Wir lesen, dass die Bundesregierung den Fall Yücel sonderbehandelt haben soll.
– Ja. Ich komme gleich darauf zurück, Herr Brandner. – Das sei empörend. Aber statt die Bundesregierung dafür zu rügen – das wäre ja eine Maßnahme –, lenken Sie sofort auf den davon Betroffenen und erklären, er sei es nicht wert, dass man sich um ihn gekümmert habe.
Sie belegen das mit Zitaten aus Kolumnen des Jahres 2011 und 2012. Alleine das ist schon erbärmlich, weil wir ja erwarten könnten, dass Sie das mit neueren Zitaten belegen würden.
– Herr Brandner, das ist Ihre Meinung. Ich komme gleich darauf zurück. – „Die Welt“ hat heute dankenswerterweise dokumentiert, und zwar in unnachahmlicher Art, dass die Behauptung der Sonderbehandlung falsch ist. Das kann man auch nachvollziehen.
Ich sage Ihnen mal: Ich sehe Ihnen nach, dass Sie Satire nicht verstehen und deshalb solche Anträge stellen.

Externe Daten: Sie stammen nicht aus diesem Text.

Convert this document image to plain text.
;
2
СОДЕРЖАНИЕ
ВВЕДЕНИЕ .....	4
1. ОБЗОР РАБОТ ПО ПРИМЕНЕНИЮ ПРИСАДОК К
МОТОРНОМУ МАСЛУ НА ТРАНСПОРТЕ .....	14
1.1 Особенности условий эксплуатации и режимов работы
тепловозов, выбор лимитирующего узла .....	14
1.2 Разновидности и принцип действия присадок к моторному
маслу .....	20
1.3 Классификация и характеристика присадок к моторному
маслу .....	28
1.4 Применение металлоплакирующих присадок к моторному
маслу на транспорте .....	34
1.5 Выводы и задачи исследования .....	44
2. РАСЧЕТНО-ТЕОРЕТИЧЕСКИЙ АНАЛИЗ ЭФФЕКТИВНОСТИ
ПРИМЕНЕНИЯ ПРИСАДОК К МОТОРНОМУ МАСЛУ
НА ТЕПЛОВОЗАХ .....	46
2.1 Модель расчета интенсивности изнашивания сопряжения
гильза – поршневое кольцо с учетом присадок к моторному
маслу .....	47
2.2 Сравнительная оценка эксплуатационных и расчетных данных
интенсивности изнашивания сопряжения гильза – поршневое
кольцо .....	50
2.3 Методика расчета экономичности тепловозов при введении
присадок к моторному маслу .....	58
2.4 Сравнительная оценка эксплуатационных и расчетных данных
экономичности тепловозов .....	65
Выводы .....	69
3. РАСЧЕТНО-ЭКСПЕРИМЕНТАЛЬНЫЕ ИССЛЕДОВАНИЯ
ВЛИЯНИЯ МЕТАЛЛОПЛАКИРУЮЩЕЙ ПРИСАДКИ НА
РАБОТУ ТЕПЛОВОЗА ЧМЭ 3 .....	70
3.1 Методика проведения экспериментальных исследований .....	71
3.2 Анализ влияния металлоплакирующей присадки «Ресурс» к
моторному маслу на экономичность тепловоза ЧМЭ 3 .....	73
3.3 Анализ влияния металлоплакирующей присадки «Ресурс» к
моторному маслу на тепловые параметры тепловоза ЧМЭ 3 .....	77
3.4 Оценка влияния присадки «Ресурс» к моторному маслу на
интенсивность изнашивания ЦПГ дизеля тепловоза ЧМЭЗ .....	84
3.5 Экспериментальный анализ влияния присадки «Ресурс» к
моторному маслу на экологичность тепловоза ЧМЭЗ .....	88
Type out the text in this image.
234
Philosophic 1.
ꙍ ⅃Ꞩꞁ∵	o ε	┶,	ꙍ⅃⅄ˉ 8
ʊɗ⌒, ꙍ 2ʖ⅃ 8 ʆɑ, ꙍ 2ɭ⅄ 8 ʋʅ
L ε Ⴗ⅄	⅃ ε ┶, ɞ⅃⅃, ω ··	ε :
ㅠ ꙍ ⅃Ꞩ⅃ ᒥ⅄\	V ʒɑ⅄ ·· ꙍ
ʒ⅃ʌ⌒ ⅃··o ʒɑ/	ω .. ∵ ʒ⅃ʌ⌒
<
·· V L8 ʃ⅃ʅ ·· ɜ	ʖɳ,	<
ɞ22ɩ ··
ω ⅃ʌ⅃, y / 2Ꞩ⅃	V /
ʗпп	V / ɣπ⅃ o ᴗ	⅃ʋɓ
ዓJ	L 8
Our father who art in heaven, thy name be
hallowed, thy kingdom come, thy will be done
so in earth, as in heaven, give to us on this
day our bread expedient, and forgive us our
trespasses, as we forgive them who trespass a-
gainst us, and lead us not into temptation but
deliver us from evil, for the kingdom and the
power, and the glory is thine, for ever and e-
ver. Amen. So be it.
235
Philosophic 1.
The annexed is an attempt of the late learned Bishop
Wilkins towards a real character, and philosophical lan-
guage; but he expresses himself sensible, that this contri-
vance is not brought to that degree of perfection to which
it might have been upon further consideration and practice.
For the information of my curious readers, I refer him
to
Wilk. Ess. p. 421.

Das sehe ich Ihnen nach. Aber was ich Ihnen nicht nachsehe, Herr Brandner – ich habe gehört, Sie seien studierter Jurist –, ist, dass Sie die Bundesregierung auffordern, etwas Rechtswidriges und Verfassungswidriges zu tun. Sie fordern die Bundesregierung auf, die Missbilligung der Äußerungen eines Journalisten auszusprechen.
Sie wissen aus eigener Geschichte – Sie haben ja ein Organstreitverfahren in Sachen Wanka geführt –, dass das Verfassungsgericht festgestellt hat, dass die Bundesregierung dazu gar nicht befugt ist, weil nicht der Eindruck entstehen darf, dass hier direkt oder indirekt eine Zensur ausgeübt wird.
Sie haben sich hinsichtlich Ihrer eigenen Person über Maßnahmen der Bundesregierung beschwert. Jetzt aber kommen Sie und fordern die Bundesregierung auf, genau das zu tun, worüber Sie sich beschwert haben. Das nenne ich intellektuell ziemlich erbärmlich.